Lying And Body Language

For a very long time, scientists have known that there are clues in our body language that should point out to us if someone is lying. There are numerous lists of the telltale signs of deception created by experts in nonverbal communication. Many of the easy to spot signs involve erratic or nervous movements, touching the face excessively, or sustaining unnatural eye contact. Experts also advise people trying to detect lies to look for micro expressions; these are the brief moments where you might see a look of extreme anxiety or discomfort on someone’s face before they begin constructing a lie.


The Polygraph

There are other physical signs of the anxiety produced by deception that mostly involve increased heart rate, blood pressure, and perspiration levels. These are of course nearly impossible to spot when talking with someone, and can vary for many other reasons. That’s why John A Larson invented the polygraph machine in 1921. He was a psychologist working on ways to improve police procedures with regards to suspects and realized that making it easy to see these physiological elements would help police to more accurately determine if someone was lying.


How It Works

As How Stuff Works explains, the polygrapher asks a series of questions, some of them “relevant” and some of them “control”. The control questions are simple facts about the person’s life, giving the polygrapher an idea of how their body responds to questions when they are telling the truth. Then, when asking relevant questions, such as did you murder your wife? Did you rob the bank? The polygrapher has a reference point for determining if their response was reasonably the truth or not.
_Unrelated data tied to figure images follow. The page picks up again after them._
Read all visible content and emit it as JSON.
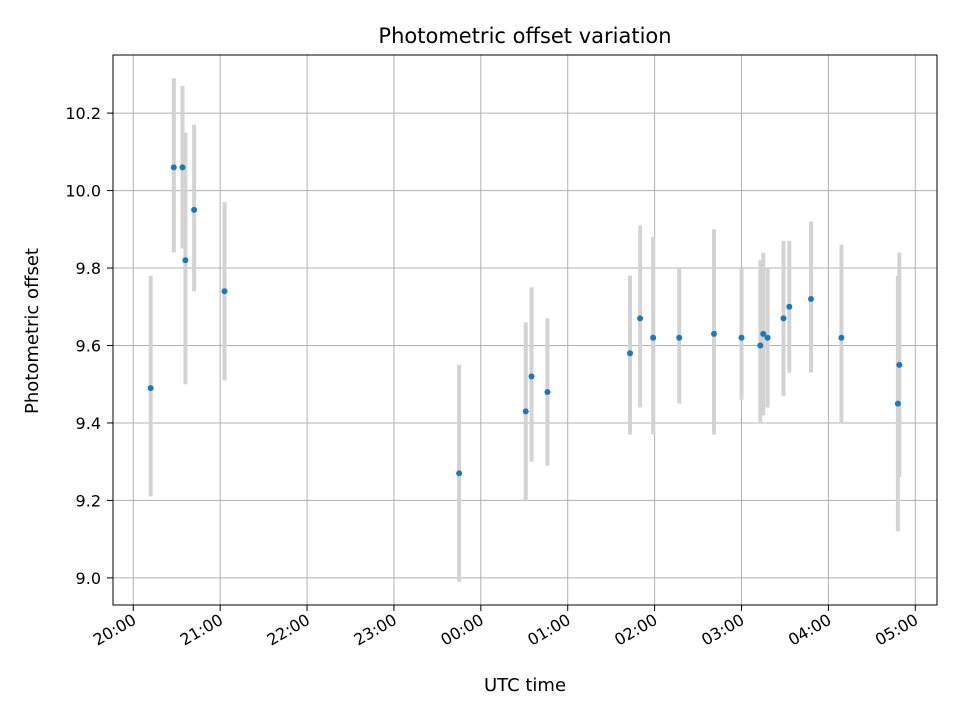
{
  "chart_data": {
    "type": "scatter",
    "title": "Photometric offset variation",
    "xlabel": "UTC time",
    "ylabel": "Photometric offset",
    "x_ticks": [
      "20:00",
      "21:00",
      "22:00",
      "23:00",
      "00:00",
      "01:00",
      "02:00",
      "03:00",
      "04:00",
      "05:00"
    ],
    "y_ticks": [
      "9.0",
      "9.2",
      "9.4",
      "9.6",
      "9.8",
      "10.0",
      "10.2"
    ],
    "xlim": [
      "19:46",
      "05:15"
    ],
    "ylim": [
      8.93,
      10.35
    ],
    "grid": true,
    "colors": {
      "marker": "#1f77b4",
      "errorbar": "#d3d3d3",
      "grid": "#b0b0b0"
    },
    "points": [
      {
        "x": "20:12",
        "y": 9.49,
        "lo": 9.21,
        "hi": 9.78
      },
      {
        "x": "20:28",
        "y": 10.06,
        "lo": 9.84,
        "hi": 10.29
      },
      {
        "x": "20:34",
        "y": 10.06,
        "lo": 9.85,
        "hi": 10.27
      },
      {
        "x": "20:36",
        "y": 9.82,
        "lo": 9.5,
        "hi": 10.15
      },
      {
        "x": "20:42",
        "y": 9.95,
        "lo": 9.74,
        "hi": 10.17
      },
      {
        "x": "21:03",
        "y": 9.74,
        "lo": 9.51,
        "hi": 9.97
      },
      {
        "x": "23:45",
        "y": 9.27,
        "lo": 8.99,
        "hi": 9.55
      },
      {
        "x": "00:31",
        "y": 9.43,
        "lo": 9.2,
        "hi": 9.66
      },
      {
        "x": "00:35",
        "y": 9.52,
        "lo": 9.3,
        "hi": 9.75
      },
      {
        "x": "00:46",
        "y": 9.48,
        "lo": 9.29,
        "hi": 9.67
      },
      {
        "x": "01:43",
        "y": 9.58,
        "lo": 9.37,
        "hi": 9.78
      },
      {
        "x": "01:50",
        "y": 9.67,
        "lo": 9.44,
        "hi": 9.91
      },
      {
        "x": "01:59",
        "y": 9.62,
        "lo": 9.37,
        "hi": 9.88
      },
      {
        "x": "02:17",
        "y": 9.62,
        "lo": 9.45,
        "hi": 9.8
      },
      {
        "x": "02:41",
        "y": 9.63,
        "lo": 9.37,
        "hi": 9.9
      },
      {
        "x": "03:00",
        "y": 9.62,
        "lo": 9.46,
        "hi": 9.8
      },
      {
        "x": "03:13",
        "y": 9.6,
        "lo": 9.4,
        "hi": 9.82
      },
      {
        "x": "03:15",
        "y": 9.63,
        "lo": 9.42,
        "hi": 9.84
      },
      {
        "x": "03:18",
        "y": 9.62,
        "lo": 9.44,
        "hi": 9.8
      },
      {
        "x": "03:29",
        "y": 9.67,
        "lo": 9.47,
        "hi": 9.87
      },
      {
        "x": "03:33",
        "y": 9.7,
        "lo": 9.53,
        "hi": 9.87
      },
      {
        "x": "03:48",
        "y": 9.72,
        "lo": 9.53,
        "hi": 9.92
      },
      {
        "x": "04:09",
        "y": 9.62,
        "lo": 9.4,
        "hi": 9.86
      },
      {
        "x": "04:48",
        "y": 9.45,
        "lo": 9.12,
        "hi": 9.78
      },
      {
        "x": "04:49",
        "y": 9.55,
        "lo": 9.26,
        "hi": 9.84
      }
    ]
  }
}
That’s why a polygraph doesn’t give a simple, or necessarily 100 percent accurate reading on whether something is truth or lie. Rather, it is a complex way of looking at the body’s responses to questions. Whether you believe this response give away deception or not is up for you to decide and debate with the experts who have drawn these conclusions. No matter what you think, the polygraph remains one of the few tools available for trying to find the truth.